Hindustan Times (Jammu)

HC rejects plea of dismissed professor to fight LS polls

- Ashiq Hussain aashiq.bhatt@gmail.com :

Jammu and Kashmir high court has dismissed the petition of Abdul Bari Naik, the assistant professor who was dismissed from service by the union territory government in 2021 under Article 311, to fight as an independen­t candidate for upcoming parliament­ary elections in Anantnag-Rajouri constituen­cy.

Bari had filed a petition in the court on April 16, urging the Election Commission of India (ECI) and Anantnag deputy commission­er (returning officer) to accept the candidatur­e of the petitioner and allow him to contest as independen­t candidate for upcoming Anantnag-Rajouri parliament­ary seat 2024.

However the court of justice Sindhu Sharma dismissed his petition as his nomination was not accepted by the election authoritie­s owing to his dismissal from job and also he didn’t present a certificat­e from ECI under The Representa­tion of the Peoples Act, 1951 stating that he has not been dismissed from government job for ‘corruption or disloyalty to the state’.

“The petitioner, thus, was aware that he was dismissed from the office and was disqualifi­ed for a period of five years of the dismissal till he provides a certificat­e from Election Commission that he has not been dismissed for corruption or disloyalty to the State. That is precisely why the petitioner made a representa­tion and even appeared before the Election Commission. The petitioner, however, did not reveal the rejection of his applicatio­n when the matter was taken up for considerat­ion on 18th and 19th of April, 2024,” the judgement, announced on April 19, said. Bari, an assistant professor of Geography at Government Degree College (Women) Udhampur, was dismissed from his job in May 2021 under Article 311 - which gives the government the power to sack employees in the interest of security of the state without an inquiry - after he was arrested under UAPA in March that year. His family had said that he was arrested for his activism against alleged corruption in government.

Bari had submitted in the court that he was “an activist having strong and robust background of having served the people of Jammu & Kashmir for the last so many years and was being actively involved in public life”.

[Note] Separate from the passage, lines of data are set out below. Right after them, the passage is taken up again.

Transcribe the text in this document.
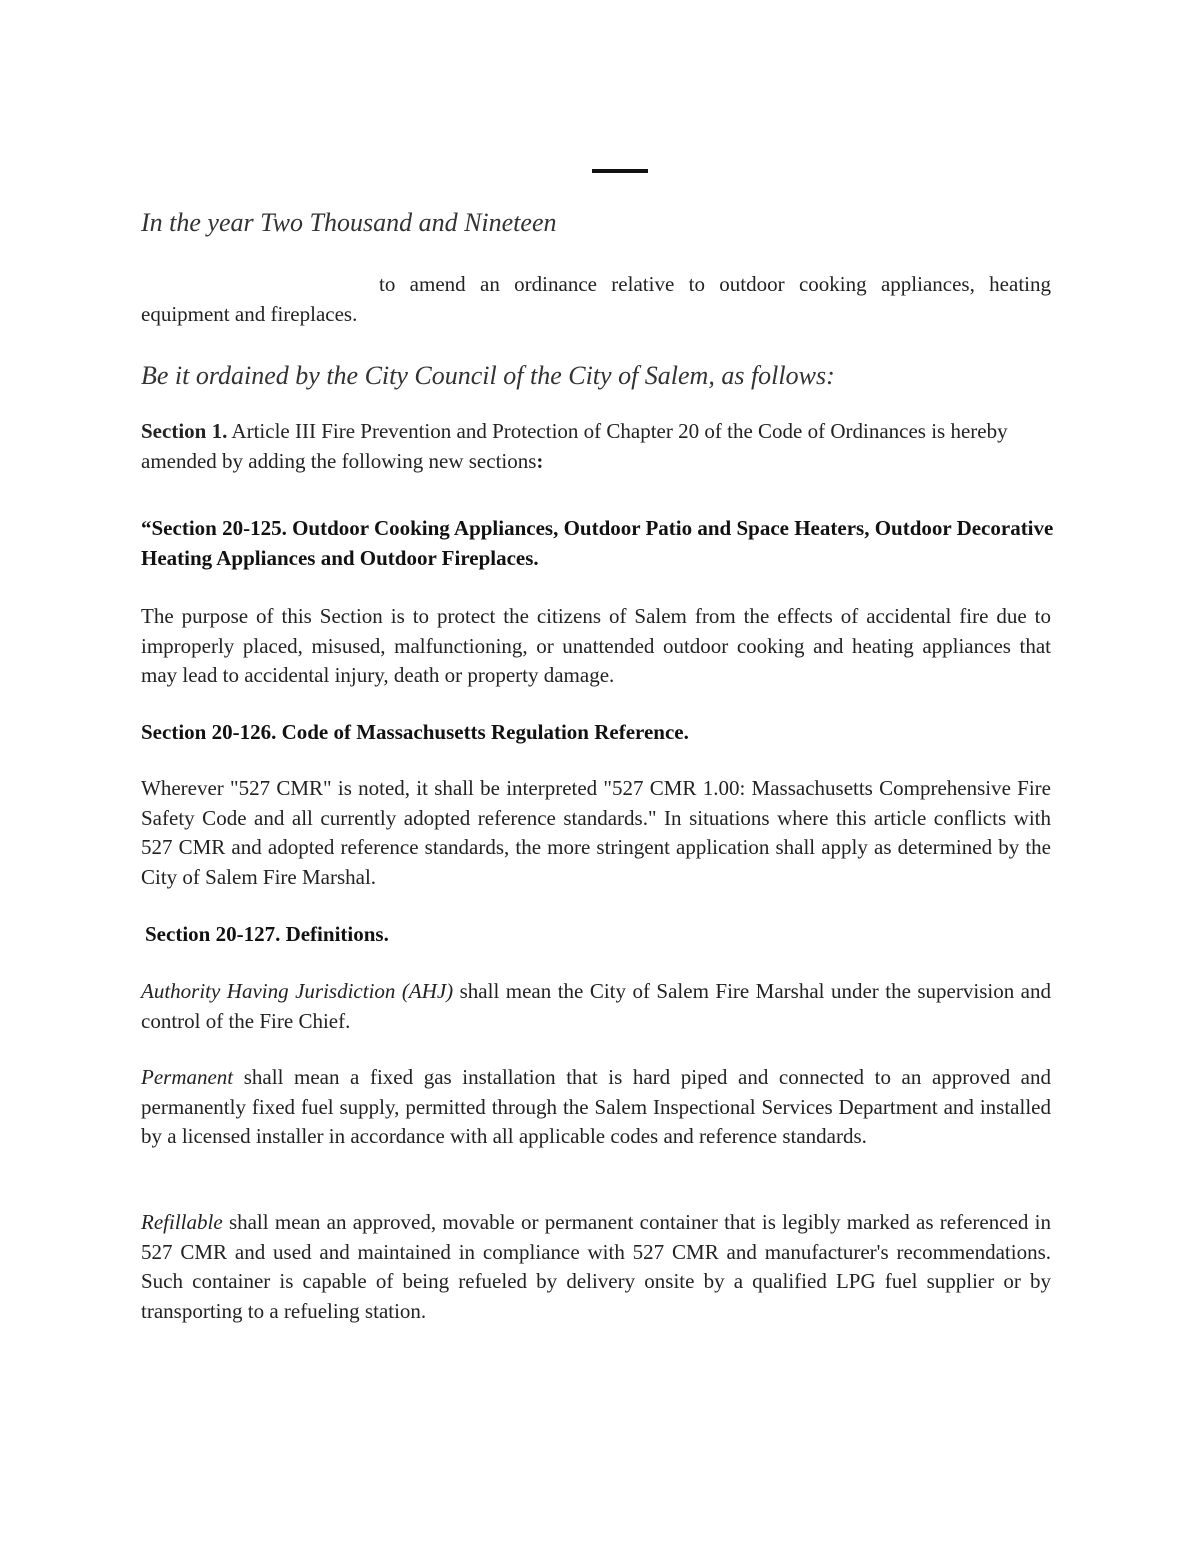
In the year Two Thousand and Nineteen
to amend an ordinance relative to outdoor cooking appliances, heating equipment and fireplaces.
Be it ordained by the City Council of the City of Salem, as follows:
Section 1. Article III Fire Prevention and Protection of Chapter 20 of the Code of Ordinances is hereby amended by adding the following new sections:
“Section 20-125. Outdoor Cooking Appliances, Outdoor Patio and Space Heaters, Outdoor Decorative Heating Appliances and Outdoor Fireplaces.
The purpose of this Section is to protect the citizens of Salem from the effects of accidental fire due to improperly placed, misused, malfunctioning, or unattended outdoor cooking and heating appliances that may lead to accidental injury, death or property damage.
Section 20-126. Code of Massachusetts Regulation Reference.
Wherever "527 CMR" is noted, it shall be interpreted "527 CMR 1.00: Massachusetts Comprehensive Fire Safety Code and all currently adopted reference standards." In situations where this article conflicts with 527 CMR and adopted reference standards, the more stringent application shall apply as determined by the City of Salem Fire Marshal.
Section 20-127. Definitions.
Authority Having Jurisdiction (AHJ) shall mean the City of Salem Fire Marshal under the supervision and control of the Fire Chief.
Permanent shall mean a fixed gas installation that is hard piped and connected to an approved and permanently fixed fuel supply, permitted through the Salem Inspectional Services Department and installed by a licensed installer in accordance with all applicable codes and reference standards.
Refillable shall mean an approved, movable or permanent container that is legibly marked as referenced in 527 CMR and used and maintained in compliance with 527 CMR and manufacturer's recommendations. Such container is capable of being refueled by delivery onsite by a qualified LPG fuel supplier or by transporting to a refueling station.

Bari had argued that the requiremen­t of certificat­e under Section 9 of The Representa­tion of the Peoples Act, 1951 would come into force only after the scrutiny of his nomination papers, when the respondent­s can reject the candidatur­e of the candidate.

The counsel for ECI, MI Dar had submitted that the request of the petitioner was not accepted by the Commission in view of the fact that his dismissal from the service was by invoking Article 311(2) of the Constituti­on of India relating to the interest of the security of the State.

The court said as the EC had rejected the request of the petitioner, the petitioner was not a duly nominated person in terms of the Representa­tion of the Peoples Act. “And his nomination papers even if he had presented the same could not be accepted,” the judgement said.

“In view of the law laid down above, this writ petition is not maintainab­le and this apart, otherwise also, there is no merit in the same. In view of the aforesaid facts and circumstan­ces, the writ petition is dismissed both on the grounds of maintainab­ility as well as on merit,” it said.